Contract Provisions

The MA organization agrees to comply with all the applicable requirements and conditions set forth in this part and in general instructions. The MA organization agrees:

  • To provide:
    • The basic benefits and, to the extent applicable, supplemental benefits.
    • Access to benefits as required.
    • In a manner consistent with professionally recognized standards of health care, all benefits covered by Medicare.
  • To disclose information to beneficiaries in the manner and the form prescribed by CMS.
  • To operate a quality assurance and performance improvement program and have an agreement for external quality review.
  • To certify the accuracy, completeness and truthfulness of relevant data that CMS requests:
    • The CEO, CFO or an individual delegated the authority to sign on behalf of one of these officers, and who reports directly to such officer, must certify that each enrollee for whom the organization is requesting payment is validly enrolled in an MA plan offered by the organization and the information relied upon by CMS in determining payment (based on best knowledge, information and belief) is accurate, complete and truthful.

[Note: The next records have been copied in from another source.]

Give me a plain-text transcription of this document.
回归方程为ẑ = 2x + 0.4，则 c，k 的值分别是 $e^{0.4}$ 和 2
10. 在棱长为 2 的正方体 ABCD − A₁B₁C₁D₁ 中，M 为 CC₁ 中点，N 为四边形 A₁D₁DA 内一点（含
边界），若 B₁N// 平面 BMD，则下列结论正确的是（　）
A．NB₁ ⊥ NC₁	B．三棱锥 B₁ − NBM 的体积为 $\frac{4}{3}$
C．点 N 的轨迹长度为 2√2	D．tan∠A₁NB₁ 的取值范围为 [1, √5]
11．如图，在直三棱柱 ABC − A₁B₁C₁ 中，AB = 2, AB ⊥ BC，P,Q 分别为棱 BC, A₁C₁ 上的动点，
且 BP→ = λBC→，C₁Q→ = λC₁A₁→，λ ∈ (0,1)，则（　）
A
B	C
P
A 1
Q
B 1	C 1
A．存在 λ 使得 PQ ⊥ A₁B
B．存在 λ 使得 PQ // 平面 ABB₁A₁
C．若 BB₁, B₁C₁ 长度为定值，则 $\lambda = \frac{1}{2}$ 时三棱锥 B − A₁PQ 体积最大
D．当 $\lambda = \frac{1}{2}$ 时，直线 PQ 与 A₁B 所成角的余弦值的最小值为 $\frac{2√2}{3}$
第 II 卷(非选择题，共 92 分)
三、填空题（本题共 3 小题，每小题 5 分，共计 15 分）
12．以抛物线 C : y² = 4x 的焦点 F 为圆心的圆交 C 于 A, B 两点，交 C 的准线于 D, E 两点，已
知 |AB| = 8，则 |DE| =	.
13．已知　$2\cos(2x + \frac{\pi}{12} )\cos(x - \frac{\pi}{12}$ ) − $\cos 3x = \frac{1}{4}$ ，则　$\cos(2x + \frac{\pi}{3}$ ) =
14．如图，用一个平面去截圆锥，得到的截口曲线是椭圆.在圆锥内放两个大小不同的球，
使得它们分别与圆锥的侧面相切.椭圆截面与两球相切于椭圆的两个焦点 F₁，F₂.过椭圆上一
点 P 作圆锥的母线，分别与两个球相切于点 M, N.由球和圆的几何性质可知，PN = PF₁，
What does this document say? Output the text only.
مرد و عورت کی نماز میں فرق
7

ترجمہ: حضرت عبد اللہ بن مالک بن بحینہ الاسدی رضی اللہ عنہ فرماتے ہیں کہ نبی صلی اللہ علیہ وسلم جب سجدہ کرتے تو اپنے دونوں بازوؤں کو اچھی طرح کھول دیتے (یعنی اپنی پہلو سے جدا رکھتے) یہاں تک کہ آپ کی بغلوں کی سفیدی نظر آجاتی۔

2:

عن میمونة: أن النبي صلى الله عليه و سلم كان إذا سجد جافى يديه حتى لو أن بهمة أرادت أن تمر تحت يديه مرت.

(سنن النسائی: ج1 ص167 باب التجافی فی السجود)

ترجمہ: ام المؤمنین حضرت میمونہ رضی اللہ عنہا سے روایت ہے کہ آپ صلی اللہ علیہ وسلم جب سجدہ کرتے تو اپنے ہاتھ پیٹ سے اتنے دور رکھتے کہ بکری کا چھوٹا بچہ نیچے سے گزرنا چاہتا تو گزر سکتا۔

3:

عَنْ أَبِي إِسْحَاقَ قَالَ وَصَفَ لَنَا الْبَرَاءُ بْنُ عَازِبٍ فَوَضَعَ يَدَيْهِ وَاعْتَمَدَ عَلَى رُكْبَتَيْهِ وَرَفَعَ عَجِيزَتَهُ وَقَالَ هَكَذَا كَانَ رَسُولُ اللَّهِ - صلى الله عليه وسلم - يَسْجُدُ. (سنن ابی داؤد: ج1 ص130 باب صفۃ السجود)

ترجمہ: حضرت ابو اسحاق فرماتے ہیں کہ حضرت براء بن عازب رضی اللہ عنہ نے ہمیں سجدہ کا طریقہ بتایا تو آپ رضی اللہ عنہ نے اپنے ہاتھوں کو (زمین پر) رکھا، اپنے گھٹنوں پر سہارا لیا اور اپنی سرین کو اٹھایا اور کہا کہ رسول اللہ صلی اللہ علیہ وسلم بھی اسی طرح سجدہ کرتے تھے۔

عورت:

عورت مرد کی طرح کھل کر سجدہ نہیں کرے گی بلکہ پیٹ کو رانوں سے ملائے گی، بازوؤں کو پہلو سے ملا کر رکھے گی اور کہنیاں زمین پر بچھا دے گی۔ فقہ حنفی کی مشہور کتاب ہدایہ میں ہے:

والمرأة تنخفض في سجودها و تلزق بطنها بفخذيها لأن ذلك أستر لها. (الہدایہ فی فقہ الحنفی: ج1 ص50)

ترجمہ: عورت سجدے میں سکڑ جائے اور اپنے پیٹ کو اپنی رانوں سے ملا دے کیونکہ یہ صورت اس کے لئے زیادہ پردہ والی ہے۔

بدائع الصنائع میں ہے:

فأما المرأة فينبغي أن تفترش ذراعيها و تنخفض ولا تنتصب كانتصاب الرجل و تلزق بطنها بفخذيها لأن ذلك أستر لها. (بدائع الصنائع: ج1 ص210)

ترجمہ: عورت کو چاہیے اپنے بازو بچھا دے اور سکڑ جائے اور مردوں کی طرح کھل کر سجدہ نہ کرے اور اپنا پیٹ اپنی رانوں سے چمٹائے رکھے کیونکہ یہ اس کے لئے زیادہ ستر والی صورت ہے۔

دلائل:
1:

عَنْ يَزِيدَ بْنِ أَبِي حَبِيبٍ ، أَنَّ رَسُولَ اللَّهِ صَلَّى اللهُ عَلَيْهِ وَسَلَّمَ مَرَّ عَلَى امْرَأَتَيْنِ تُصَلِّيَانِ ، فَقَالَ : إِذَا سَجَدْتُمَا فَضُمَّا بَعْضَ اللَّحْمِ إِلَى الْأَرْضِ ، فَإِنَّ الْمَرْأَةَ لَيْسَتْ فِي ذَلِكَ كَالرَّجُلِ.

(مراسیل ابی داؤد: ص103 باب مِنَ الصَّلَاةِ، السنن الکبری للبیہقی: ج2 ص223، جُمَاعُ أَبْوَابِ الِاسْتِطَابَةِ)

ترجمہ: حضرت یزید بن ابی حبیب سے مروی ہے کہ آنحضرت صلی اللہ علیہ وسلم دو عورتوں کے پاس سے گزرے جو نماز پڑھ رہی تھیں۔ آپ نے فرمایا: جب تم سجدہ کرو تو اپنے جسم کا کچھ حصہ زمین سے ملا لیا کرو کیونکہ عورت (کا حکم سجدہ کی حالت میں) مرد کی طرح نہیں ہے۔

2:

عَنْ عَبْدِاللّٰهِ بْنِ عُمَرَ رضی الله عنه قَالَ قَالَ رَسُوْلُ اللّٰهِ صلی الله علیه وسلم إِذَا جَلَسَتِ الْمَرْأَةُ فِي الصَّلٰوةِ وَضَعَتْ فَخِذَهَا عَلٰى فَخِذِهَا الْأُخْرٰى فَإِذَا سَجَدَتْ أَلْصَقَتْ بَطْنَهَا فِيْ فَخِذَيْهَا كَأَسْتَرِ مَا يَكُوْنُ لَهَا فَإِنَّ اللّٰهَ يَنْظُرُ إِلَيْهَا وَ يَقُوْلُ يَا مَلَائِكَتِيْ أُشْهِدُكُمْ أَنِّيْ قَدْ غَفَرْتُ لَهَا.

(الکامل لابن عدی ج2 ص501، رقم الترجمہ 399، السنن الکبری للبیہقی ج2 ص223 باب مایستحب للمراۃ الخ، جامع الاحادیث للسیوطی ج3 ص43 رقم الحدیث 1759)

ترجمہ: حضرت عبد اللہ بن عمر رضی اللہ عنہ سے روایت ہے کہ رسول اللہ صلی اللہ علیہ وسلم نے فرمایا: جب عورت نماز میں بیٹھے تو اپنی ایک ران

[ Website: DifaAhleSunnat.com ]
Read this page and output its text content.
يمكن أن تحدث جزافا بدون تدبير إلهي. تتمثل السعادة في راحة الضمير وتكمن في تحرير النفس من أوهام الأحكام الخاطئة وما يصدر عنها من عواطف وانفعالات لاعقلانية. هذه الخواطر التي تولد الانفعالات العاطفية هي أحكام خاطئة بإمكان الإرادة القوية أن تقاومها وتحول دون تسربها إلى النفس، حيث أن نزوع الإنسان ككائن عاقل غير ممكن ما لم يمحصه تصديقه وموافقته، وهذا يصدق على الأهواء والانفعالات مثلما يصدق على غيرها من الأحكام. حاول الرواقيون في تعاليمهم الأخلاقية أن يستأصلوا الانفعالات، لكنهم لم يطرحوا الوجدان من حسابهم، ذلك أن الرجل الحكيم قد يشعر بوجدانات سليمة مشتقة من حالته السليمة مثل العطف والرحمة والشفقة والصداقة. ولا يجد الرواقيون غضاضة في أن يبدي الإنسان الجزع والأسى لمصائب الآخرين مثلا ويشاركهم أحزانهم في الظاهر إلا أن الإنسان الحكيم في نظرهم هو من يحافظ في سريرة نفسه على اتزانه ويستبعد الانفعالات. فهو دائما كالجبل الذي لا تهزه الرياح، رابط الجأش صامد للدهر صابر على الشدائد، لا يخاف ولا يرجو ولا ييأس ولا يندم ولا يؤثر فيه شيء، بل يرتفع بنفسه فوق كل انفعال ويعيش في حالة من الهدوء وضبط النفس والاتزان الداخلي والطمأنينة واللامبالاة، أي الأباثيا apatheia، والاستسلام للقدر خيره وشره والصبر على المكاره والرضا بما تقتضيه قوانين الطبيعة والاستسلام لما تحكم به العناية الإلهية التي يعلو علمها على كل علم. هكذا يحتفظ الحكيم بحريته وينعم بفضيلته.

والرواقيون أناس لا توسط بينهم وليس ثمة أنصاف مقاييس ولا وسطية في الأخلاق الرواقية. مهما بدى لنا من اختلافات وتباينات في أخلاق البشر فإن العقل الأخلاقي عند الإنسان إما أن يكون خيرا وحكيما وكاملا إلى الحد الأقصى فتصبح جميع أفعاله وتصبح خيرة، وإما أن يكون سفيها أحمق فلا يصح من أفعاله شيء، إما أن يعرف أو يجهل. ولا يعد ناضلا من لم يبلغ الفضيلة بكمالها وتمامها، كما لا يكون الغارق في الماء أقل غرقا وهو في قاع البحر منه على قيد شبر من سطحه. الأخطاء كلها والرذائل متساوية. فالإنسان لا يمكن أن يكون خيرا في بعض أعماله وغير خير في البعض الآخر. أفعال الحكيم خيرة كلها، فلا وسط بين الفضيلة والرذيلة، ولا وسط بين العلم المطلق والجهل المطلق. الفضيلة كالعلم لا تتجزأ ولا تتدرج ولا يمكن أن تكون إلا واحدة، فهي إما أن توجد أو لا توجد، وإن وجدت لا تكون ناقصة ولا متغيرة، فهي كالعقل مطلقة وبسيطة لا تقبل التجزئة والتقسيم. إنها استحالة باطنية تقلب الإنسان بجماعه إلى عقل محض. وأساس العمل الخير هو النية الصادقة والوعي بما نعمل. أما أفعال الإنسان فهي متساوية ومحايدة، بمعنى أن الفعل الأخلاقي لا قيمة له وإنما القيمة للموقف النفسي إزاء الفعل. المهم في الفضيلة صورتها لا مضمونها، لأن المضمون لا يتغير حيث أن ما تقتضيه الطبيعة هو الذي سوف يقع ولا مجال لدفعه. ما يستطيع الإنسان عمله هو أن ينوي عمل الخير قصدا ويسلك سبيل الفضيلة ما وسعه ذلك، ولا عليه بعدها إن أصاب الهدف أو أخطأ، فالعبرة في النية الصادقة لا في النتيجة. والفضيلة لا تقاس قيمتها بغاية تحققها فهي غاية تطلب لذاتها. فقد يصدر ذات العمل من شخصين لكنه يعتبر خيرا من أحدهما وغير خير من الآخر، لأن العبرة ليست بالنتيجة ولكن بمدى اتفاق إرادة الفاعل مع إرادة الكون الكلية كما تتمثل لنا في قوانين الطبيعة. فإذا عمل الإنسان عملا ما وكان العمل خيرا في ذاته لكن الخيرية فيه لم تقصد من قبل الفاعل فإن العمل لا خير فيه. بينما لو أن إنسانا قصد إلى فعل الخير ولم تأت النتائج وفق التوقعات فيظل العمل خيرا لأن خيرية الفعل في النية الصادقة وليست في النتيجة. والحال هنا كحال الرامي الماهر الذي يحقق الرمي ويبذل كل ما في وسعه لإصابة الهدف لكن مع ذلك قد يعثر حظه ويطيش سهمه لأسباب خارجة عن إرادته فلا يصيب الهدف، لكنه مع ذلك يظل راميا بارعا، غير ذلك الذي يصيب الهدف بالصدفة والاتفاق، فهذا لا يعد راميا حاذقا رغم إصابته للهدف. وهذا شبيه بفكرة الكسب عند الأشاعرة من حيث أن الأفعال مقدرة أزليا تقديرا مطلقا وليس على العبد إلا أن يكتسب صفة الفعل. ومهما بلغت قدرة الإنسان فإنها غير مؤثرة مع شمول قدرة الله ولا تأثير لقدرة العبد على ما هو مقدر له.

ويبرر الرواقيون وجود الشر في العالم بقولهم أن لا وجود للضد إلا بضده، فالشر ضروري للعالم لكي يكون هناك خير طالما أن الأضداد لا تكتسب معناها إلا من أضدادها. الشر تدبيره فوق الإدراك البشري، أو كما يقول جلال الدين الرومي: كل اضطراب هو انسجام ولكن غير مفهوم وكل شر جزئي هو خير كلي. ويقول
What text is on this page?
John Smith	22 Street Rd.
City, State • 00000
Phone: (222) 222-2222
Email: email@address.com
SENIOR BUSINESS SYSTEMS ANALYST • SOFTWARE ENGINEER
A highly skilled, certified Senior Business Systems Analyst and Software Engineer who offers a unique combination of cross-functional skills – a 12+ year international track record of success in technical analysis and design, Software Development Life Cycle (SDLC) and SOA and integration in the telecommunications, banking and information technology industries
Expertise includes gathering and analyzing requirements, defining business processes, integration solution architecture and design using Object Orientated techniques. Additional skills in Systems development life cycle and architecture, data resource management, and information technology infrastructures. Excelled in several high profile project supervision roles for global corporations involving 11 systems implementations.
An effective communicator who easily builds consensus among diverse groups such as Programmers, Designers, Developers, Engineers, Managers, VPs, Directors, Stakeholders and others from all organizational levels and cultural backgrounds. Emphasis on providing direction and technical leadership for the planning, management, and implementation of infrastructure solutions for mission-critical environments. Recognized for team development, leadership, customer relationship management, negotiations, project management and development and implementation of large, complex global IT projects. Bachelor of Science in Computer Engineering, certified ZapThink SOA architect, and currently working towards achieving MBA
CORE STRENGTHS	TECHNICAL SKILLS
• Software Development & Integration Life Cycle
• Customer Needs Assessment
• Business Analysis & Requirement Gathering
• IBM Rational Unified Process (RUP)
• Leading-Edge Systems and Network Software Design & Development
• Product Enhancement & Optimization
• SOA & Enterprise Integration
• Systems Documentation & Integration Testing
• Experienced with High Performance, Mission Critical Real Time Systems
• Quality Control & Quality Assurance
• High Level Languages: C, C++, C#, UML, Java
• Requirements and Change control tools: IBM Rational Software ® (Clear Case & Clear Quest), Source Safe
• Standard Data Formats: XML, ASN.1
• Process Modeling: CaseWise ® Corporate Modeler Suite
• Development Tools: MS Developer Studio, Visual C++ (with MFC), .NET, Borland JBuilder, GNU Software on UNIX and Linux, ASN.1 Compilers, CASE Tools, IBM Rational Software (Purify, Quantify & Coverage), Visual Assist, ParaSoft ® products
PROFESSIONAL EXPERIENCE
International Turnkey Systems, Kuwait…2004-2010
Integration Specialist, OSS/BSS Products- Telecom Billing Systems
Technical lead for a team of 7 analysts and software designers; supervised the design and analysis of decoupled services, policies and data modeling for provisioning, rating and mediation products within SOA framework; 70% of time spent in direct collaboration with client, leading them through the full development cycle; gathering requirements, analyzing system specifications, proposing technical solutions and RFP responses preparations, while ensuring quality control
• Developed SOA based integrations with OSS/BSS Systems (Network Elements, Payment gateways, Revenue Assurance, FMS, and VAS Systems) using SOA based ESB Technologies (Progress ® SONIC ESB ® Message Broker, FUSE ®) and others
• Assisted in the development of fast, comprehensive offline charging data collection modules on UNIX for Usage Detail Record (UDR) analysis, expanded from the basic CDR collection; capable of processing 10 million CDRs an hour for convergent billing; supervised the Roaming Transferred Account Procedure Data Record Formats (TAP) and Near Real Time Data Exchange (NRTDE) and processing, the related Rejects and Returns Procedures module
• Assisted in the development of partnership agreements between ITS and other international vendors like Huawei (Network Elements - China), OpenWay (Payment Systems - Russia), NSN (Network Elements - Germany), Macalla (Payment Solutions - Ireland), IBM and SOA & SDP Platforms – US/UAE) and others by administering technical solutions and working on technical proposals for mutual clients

    • The CEO, CFO or an individual delegated with the authority to sign on behalf of one of these officers, and who reports directly to such officer, must certify (based on best knowledge, information and belief) that the data it submits is accurate, complete and truthful.
    • If such data is generated by a related entity, contractor or subcontractor of an MA organization, such entity, contractor or subcontractor must similarly certify (based on best knowledge, information and belief) the accuracy, completeness and truthfulness of the data.
  • To submit to CMS all information necessary for CMS to administer and evaluate the program and to simultaneously establish and facilitate a process for current and prospective beneficiaries to exercise choice in obtaining Medicare services. This information includes, but is not limited, to:
    • The benefits covered under an MA plan.
    • The MA monthly basic beneficiary premium and MA monthly supplemental beneficiary premium, if any, for the plan.
    • The service area and continuation area, if any, of each plan and the enrollment capacity of each plan.
    • Plan quality and performance indicators for the benefits under the plan, including:
      • Disenrollment rates for Medicare enrollees electing to receive benefits through the plan for the previous two years.
      • Information on Medicare enrollee satisfaction.
      • Information on health outcomes.
  • To comply with all applicable provider requirements, including provider certification requirements, anti-discrimination requirements, provider participation and consultation requirements, the prohibition on interference with provider advice, limits on provider indemnification, rules governing payments to providers and limits on physician incentive plans and preclusion list requirements. 
  • To ensure any services or other activity performed by a first tier, downstream and related entity, in accordance with a contract, are consistent and comply with the MA organization’s contractual obligations.